Tteokguk (or dduk guk) is Korean rice cake soup! This starchy and soothing bowl of soup is not only a New Year’s tradition but is classic comfort food any time of year!
These Korean dumplings filled with a kimchi mixture are highly popular in Korea. If you like kimchi, you’ll love this dumpling recipe. Kimchi adds tons of spicy and savory flavors!
Also see Mandu (dumplings).
Made with bouncy sweet potato starch noodles, japchae (or chapchae) is a classic Korean dish everyone loves! Find out how to make authentic, delicious japchae with this time tested, readers’ favorite recipe!
Also see spicy seafood japchae.
Nokdujeon, aka nokdu bindaetteok, is a type of savory Korean pancake made with ground nokdu (mung beans). These crispy golden brown pancakes are soft on the inside with some crunch from the vegetables. They are deliciously nutty!
Sanjeok is a variety of jeok – skewered meat and vegetables. The ingredients are skewered and then grilled or pan-fried.

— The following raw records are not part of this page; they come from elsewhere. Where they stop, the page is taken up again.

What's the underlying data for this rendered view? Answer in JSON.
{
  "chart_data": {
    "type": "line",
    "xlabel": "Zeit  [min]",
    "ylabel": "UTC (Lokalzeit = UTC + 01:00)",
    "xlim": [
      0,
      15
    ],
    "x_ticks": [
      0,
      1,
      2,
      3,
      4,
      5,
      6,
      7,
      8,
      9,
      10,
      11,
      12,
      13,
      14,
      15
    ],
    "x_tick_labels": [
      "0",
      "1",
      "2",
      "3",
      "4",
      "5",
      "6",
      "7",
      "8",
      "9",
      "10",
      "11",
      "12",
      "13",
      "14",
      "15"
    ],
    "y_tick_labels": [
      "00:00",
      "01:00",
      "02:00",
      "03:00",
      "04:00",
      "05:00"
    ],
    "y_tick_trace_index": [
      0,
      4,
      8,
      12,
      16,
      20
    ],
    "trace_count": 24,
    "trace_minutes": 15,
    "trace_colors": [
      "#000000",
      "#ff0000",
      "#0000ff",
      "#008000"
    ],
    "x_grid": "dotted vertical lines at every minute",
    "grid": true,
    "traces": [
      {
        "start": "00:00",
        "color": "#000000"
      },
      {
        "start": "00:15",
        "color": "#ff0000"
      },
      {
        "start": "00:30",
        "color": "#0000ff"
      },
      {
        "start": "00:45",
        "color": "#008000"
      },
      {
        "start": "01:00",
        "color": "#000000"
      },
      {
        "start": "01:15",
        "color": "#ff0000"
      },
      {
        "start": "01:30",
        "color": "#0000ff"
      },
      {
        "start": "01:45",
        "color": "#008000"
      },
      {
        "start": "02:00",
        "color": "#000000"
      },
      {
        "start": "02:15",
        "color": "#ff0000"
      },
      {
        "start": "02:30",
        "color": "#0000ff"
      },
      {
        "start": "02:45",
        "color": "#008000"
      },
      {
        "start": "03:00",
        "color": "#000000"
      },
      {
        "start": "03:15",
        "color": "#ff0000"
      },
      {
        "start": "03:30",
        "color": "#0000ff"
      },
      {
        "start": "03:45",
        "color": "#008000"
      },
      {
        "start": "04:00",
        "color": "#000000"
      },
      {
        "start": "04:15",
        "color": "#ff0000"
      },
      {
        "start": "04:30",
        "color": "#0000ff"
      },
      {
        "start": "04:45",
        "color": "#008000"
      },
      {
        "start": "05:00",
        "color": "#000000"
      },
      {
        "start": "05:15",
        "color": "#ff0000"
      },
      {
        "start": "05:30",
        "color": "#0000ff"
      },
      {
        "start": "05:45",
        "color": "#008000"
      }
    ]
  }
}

What better way to kick off the new year than with this beautiful and nutritionally well-balanced dish called gujeolpan (구절판)?Historically being a royal court dish during the Yi Dynasty, gujeolpan consists of 8 delicate fillings served around thin crepe-like wheat flour pancakes called miljeonbyeong (밀전병).
Nabak kimchi is a traditional holiday kimchi. Growing up, we always had nabak kimchi with tteokguk (rice cake soup), which is a New Year soup. They are delicious together!
Finally, no Korean feast can be without vegetable side dishes. See my 15 Vegetable Side Dishes. Traditionally, vegetables are served in three colors (white, black/brown, and green), which are collectively called samsaek namul, 삼색나물. They commonly are doraji (bellflower roots), gosari (fiddlehead ferns), and siguemchi (spinach) namul dishes.